Concatenates the specified columns in the given DataFrame.

Warning

Null Handling Behavior

The behavior of null handling differs based on whether a separator is provided:

  • When separator is specified: The function uses Spark's concat_ws, which ignores NULL values. In this case, NULL values are treated as empty strings ("") and are excluded from the final concatenated result.
  • When separator is not specified: The function defaults to using Spark's concat, which returns NULL if any of the concatenated values is NULL. This means the presence of a NULL in any input will make the entire output NULL.

Parameters:

Name Type Description Default
context PipelineContext

The context in which this Action is executed.

required
name str

The name of the new concatenated column.

''
columns list[str] | None

A list of columns to be concatenated.

None
separator str | None

The separator used between concatenated column values.

None

Raises:

Type Description
ValueError

If no name is provided.

ValueError

If no columns are provided.

ValueError

If the data from context is None.

ValueError

If 'columns' is not a list.

Returns:

Type Description
PipelineContext

The context after the execution of this Action, containing the DataFrame with the concatenated column.

Source code in src/cloe_nessy/pipeline/actions/transform_concat_columns.py
def run(
    self,
    context: PipelineContext,
    *,
    name: str = "",
    columns: list[str] | None = None,
    separator: str | None = None,
    **_: Any,
) -> PipelineContext:
    """Concatenates the specified columns in the given DataFrame.

    !!!warning

        # Null Handling Behavior

        The behavior of null handling differs based on whether a `separator` is provided:

        - **When `separator` is specified**: The function uses Spark's
            `concat_ws`, which **ignores `NULL` values**. In this case, `NULL`
            values are treated as empty strings (`""`) and are excluded from the
            final concatenated result.
        - **When `separator` is not specified**: The function defaults to
            using Spark's `concat`, which **returns `NULL` if any of the
            concatenated values is `NULL`**. This means the presence of a `NULL`
            in any input will make the entire output `NULL`.

    Args:
        context: The context in which this Action is executed.
        name: The name of the new concatenated column.
        columns: A list of columns to be concatenated.
        separator: The separator used between concatenated column values.

    Raises:
        ValueError: If no name is provided.
        ValueError: If no columns are provided.
        ValueError: If the data from context is None.
        ValueError: If 'columns' is not a list.

    Returns:
        The context after the execution of this Action, containing the
            DataFrame with the concatenated column.
    """
    if not name:
        raise ValueError("No name provided.")
    if not columns:
        raise ValueError("No columns provided.")

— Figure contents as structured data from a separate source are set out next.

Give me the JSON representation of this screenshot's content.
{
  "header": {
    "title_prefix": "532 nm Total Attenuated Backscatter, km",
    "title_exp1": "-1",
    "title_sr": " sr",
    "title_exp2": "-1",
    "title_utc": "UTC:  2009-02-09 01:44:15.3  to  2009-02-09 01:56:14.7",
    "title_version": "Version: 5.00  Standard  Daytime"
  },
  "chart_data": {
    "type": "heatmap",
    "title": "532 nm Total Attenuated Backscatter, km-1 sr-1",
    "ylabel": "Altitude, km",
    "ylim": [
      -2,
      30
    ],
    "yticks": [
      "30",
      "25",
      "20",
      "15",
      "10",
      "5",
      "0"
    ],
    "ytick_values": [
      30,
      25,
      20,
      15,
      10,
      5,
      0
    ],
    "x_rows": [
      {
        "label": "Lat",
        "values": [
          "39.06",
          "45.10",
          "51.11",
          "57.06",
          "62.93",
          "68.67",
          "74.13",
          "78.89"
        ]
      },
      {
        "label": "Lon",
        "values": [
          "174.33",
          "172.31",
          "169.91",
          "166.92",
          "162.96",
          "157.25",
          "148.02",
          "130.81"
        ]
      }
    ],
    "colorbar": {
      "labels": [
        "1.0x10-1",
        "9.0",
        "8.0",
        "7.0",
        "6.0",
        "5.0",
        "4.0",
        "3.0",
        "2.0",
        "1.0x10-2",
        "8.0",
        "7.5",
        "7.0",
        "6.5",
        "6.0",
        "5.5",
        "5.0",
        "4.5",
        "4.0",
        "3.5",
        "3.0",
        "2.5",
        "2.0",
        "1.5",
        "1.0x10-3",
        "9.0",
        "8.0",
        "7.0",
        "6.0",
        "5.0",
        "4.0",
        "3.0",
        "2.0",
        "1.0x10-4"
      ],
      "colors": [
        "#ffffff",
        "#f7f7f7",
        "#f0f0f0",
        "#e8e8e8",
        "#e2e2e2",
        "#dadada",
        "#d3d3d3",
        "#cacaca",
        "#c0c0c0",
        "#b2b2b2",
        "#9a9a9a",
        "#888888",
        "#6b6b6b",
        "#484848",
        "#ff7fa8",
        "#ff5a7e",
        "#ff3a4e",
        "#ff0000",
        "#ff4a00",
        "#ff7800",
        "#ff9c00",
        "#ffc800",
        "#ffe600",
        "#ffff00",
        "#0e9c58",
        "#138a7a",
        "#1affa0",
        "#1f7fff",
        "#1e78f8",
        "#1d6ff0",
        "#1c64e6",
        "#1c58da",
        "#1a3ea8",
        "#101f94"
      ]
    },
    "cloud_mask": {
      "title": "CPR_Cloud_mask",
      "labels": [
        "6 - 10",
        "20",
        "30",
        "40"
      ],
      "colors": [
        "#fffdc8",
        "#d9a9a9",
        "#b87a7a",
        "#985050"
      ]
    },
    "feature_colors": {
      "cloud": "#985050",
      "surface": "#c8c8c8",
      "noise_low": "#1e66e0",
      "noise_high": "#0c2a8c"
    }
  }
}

    if context.data is None:
        raise ValueError("The data from context is required for the operation.")

    df = context.data

    if isinstance(columns, list):
        if separator:
            df = df.withColumn(name, F.concat_ws(separator, *columns))  # type: ignore
        else:
            df = df.withColumn(name, F.concat(*columns))  # type: ignore
    else:
        raise ValueError("'columns' should be a list, like ['col1', 'col2',]")

    return context.from_existing(data=df)  # type: ignore